顾不梵求情无果,回房后只说“老太太已然应允”,暮雪这才有些放心。
第十日,冯大媳妇亲率仆妇奉琴思月龙汐到不梵处“收账”,阖房上下这才知道惧怕。
不梵上学不在,暮雪还在雪香园陪华黎说话,余下晨露、夜霖等大小丫鬟齐声叫屈,冯大媳妇相当无语:“早十天跟你们通了信,但凡把公主放在眼里也不至于半点儿准备没有,纵使今日凑不齐赔付,好歹叫主子看到诚意,还能用心跟你们一帮奴才过不去?”

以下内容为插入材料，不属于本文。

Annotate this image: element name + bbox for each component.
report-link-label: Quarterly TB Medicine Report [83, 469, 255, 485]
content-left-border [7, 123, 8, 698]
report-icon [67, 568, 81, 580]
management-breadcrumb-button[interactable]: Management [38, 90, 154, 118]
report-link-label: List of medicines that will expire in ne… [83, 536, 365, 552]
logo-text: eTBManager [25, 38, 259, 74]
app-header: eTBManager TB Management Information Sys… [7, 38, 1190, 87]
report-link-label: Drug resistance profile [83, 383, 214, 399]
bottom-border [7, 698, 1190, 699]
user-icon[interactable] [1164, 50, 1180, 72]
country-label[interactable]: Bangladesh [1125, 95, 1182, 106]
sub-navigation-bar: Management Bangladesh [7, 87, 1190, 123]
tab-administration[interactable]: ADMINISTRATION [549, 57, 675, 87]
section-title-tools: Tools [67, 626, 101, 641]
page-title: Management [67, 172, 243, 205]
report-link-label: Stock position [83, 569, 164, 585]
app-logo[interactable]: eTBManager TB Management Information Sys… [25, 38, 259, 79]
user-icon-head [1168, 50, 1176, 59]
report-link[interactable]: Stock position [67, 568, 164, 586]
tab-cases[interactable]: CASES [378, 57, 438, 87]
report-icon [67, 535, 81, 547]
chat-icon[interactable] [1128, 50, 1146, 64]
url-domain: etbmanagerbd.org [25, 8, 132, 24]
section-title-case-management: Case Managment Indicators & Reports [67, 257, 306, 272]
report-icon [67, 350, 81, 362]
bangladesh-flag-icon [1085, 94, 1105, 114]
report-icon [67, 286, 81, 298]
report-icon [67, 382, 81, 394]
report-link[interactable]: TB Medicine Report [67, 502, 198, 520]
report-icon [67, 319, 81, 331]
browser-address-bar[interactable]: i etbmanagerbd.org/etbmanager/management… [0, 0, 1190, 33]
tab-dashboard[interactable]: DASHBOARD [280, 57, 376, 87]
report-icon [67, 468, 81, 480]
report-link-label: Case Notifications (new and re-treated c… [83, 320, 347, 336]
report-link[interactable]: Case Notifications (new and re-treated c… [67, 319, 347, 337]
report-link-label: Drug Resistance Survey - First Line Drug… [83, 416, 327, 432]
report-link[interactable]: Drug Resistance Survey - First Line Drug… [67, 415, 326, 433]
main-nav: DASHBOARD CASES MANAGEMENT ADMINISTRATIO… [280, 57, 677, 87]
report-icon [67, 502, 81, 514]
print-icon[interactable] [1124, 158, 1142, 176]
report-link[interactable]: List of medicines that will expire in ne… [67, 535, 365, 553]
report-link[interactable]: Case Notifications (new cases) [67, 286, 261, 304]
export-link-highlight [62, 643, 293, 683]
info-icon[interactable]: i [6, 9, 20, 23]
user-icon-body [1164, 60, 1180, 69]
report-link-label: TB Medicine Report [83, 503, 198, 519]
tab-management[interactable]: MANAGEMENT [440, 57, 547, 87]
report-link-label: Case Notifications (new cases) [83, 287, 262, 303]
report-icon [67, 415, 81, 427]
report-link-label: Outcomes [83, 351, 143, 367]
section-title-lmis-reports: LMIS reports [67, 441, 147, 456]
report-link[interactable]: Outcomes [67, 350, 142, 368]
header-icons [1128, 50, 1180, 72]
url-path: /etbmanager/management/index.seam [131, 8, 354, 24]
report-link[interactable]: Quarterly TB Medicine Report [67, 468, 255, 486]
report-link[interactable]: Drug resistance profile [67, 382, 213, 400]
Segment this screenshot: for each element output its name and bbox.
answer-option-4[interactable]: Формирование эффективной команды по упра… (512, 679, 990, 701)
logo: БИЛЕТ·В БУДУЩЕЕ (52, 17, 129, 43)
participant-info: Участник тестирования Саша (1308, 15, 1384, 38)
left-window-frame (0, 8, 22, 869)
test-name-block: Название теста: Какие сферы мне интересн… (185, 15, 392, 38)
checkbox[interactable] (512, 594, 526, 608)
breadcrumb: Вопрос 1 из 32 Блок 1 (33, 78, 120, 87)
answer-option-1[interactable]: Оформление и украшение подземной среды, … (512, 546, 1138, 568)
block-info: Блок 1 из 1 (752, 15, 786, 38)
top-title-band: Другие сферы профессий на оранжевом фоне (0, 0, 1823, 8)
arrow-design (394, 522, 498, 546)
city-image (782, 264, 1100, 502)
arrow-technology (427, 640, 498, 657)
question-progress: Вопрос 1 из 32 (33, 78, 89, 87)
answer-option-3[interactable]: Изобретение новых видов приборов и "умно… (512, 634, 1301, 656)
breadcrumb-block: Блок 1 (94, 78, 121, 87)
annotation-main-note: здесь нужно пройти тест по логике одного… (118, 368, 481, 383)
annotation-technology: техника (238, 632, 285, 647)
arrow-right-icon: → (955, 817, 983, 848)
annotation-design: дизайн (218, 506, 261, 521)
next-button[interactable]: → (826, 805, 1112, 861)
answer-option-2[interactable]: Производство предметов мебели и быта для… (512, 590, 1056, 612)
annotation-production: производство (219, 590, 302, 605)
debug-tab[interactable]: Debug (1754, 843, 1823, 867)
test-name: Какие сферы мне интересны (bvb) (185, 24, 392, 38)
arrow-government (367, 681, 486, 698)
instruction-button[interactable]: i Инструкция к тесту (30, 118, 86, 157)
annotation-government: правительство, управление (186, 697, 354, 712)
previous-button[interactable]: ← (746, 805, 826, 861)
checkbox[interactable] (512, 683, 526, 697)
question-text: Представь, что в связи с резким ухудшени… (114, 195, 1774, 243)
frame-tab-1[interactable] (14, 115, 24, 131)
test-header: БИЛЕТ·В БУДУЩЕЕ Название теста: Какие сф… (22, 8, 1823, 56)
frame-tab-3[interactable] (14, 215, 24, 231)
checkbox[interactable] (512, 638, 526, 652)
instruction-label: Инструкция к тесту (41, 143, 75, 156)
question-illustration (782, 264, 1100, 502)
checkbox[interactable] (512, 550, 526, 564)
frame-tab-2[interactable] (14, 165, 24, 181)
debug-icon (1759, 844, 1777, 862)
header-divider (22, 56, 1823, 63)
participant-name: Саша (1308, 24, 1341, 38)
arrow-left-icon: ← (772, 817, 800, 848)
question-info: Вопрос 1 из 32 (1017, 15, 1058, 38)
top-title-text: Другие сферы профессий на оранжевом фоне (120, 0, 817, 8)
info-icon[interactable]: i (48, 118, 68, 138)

晨露是冯大之母买了来孝敬顾老太君的,平素最是机灵,见状急道:“大娘明察,我们长了几个脑袋敢把公主大奶奶的话放在身后?因不梵说求准了老太太,该在我们身上陪的亏空都用日后的月例偿还,奴婢们只当事了,这才大意了。”
若是晨露说“求了老太太不必赔付”,琴思月龙汐指定当场发作几个,听得此言遂问:“这般说来你们是不觉委屈冤枉了?”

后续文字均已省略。